第 4 個是雙刃劍：對「找 owner-only」這種 query 加速很顯著，但每筆 relationship insert 都要更新 index、寫入慢 20-30%。實戰是：寫入時拉到 batch level、查詢時依靠這個 index 過濾。

3.1 為什麼 UNIQUE constraint 比 plain index 重要

CREATE CONSTRAINT ... REQUIRE p.pg_id IS UNIQUE 不只建 index，還在儲存層 enforce 唯一性。MERGE (p:Party {pg_id: $id}) 會用這個 constraint 做 atomic upsert — 沒它的話高並發 insert 會出現重複節點。

實戰上每次設計新 node label 第一件事就是定 unique constraint。

四、跨案碰撞：5 段 path 的 Cypher

業務需求：給一批證物 ID，找出「兩個人都是其中某些證物的 owner，而且兩人有過互動」。

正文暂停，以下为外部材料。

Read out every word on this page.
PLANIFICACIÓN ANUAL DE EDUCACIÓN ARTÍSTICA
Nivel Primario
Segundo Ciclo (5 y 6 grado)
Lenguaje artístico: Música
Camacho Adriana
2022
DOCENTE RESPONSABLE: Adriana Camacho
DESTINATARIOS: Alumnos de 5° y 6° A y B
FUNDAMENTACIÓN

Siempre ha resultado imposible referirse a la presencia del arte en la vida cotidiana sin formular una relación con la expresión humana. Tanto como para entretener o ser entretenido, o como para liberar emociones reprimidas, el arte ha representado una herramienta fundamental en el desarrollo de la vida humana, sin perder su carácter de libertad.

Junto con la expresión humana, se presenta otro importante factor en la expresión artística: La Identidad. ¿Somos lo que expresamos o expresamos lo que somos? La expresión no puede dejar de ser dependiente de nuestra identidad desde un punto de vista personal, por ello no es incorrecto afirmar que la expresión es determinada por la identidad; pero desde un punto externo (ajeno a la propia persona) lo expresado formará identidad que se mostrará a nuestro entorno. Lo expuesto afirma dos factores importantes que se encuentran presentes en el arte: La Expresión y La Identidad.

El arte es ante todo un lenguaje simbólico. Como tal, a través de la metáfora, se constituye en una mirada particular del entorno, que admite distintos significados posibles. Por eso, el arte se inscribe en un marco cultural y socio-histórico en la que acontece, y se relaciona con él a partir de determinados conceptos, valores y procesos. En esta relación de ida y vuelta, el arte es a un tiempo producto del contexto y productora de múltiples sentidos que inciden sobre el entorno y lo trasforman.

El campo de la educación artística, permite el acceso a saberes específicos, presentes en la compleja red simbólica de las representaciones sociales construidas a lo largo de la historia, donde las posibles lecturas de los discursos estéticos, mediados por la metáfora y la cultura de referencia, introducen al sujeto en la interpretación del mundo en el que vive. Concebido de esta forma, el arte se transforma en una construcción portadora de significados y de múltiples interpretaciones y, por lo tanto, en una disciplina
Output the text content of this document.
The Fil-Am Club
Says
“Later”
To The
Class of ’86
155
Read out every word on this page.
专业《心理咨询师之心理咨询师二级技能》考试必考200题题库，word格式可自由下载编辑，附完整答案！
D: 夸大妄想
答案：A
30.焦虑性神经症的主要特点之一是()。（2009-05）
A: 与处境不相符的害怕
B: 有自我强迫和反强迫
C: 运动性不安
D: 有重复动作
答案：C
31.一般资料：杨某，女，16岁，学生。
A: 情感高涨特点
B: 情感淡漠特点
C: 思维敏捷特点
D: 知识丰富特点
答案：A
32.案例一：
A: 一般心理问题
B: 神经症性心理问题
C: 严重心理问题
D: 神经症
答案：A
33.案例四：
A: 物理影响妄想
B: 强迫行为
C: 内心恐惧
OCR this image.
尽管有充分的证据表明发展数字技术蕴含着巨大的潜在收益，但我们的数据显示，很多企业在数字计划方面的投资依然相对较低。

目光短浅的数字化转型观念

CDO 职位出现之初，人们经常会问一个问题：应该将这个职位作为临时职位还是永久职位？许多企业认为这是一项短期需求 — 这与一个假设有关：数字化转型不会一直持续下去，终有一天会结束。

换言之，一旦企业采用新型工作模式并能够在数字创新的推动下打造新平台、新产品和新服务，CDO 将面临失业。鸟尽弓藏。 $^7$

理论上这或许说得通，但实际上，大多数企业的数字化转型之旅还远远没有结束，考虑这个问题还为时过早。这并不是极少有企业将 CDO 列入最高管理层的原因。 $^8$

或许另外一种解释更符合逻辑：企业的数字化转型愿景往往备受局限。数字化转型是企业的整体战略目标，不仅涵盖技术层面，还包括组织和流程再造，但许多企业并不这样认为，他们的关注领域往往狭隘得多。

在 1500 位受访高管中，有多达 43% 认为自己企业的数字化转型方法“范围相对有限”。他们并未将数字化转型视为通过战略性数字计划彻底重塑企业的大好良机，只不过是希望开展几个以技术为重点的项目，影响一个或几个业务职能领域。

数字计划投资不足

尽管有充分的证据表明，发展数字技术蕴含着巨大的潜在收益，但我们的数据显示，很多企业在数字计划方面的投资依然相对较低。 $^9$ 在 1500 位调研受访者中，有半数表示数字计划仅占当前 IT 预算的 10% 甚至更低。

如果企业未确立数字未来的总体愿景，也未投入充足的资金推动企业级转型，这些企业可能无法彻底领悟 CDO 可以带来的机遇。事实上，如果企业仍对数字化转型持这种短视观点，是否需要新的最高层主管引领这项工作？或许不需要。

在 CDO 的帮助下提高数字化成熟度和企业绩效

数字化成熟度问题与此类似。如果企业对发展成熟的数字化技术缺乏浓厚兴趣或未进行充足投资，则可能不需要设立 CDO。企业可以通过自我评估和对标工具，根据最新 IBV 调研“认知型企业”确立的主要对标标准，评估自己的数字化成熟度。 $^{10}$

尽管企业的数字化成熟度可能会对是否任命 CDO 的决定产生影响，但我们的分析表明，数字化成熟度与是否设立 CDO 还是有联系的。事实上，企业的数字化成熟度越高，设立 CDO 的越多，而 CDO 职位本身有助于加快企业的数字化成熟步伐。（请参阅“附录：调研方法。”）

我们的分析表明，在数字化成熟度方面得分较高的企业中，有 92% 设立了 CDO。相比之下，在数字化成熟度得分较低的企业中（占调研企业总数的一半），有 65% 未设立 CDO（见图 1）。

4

關係式 SQL 寫法：5-6 個 JOIN + EXISTS 子查詢，計畫複雜難維護。

Cypher 寫法：

MATCH (owner:Party)
WHERE owner.pg_id IN $targetIds                        -- 起點：指定 party

// PART 1: 從 owner A 出發，找他擁有的互動 (使用 OWNER 關係)
MATCH (owner)-[:OWNER_PARTICIPATES_IN | OWNER_PARTICIPATES_IN_CALL]
      ->(interaction)
      -[:FROM_EXHIBIT]->(homeExhibit:Exhibit)
      -[:BELONGS_TO_CASE]->(caseA:Case)

// PART 2: 找出該互動的另一端參與者 (B)
MATCH (interaction)<-[:PARTICIPATES_IN | PARTICIPATES_IN_CALL]
      -(otherOwner:Party)
WHERE elementId(owner) <> elementId(otherOwner)        -- 不是 owner 自己

// PART 3: 驗證 B 是不是某個其他證物的 owner
MATCH (otherOwner)-[:OWNER_PARTICIPATES_IN | OWNER_PARTICIPATES_IN_CALL]
      ->(interaction2)
      -[:FROM_EXHIBIT]->(otherHomeExhibit:Exhibit)
      -[:BELONGS_TO_CASE]->(caseB:Case)

WHERE homeExhibit <> otherHomeExhibit                  -- 必須跨證物

// PART 4: 聚合
WITH owner, otherOwner, caseA, caseB,
     count(DISTINCT interaction) as interactionCount,
     collect(DISTINCT interaction.source)[0..3] as sources

// PART 5: 寫入碰撞關係（雙向，無箭頭）
MERGE (owner)-[rel:COLLIDED_WITH]-(otherOwner)
ON CREATE SET
  rel.first_seen = datetime(),
  rel.count = interactionCount,
  rel.is_new = true
ON MATCH SET
  rel.last_seen = datetime(),
  rel.count = interactionCount,
  rel.is_new = false

RETURN owner, otherOwner, interactionCount, sources
ORDER BY interactionCount DESC LIMIT 20

4.1 為什麼這條 query 在 graph DB 上快

整條 query 的物理 traversal：

Party 起點：用 pg_id UNIQUE constraint 直接跳到節點（O(1)）
從 owner 出發找 interaction：跟著 OWNER_PARTICIPATES_IN 雙向連結串列走（O(degree)）
interaction → exhibit：1 個 FROM_EXHIBIT relationship，O(1)
exhibit → case：1 個 BELONGS_TO_CASE，O(1)
反向找 otherOwner：跟著 PARTICIPATES_IN 串列走（O(degree)）
確認 otherOwner 是 owner：再走一次 OWNER_PARTICIPATES_IN（O(degree)）

完全沒有 index lookup（除了起點）。每個 hop 都是指標跳躍。整體複雜度 O(d^4)，d 通常很小（手機 owner 平均聯絡人 ~100，過濾後更少）。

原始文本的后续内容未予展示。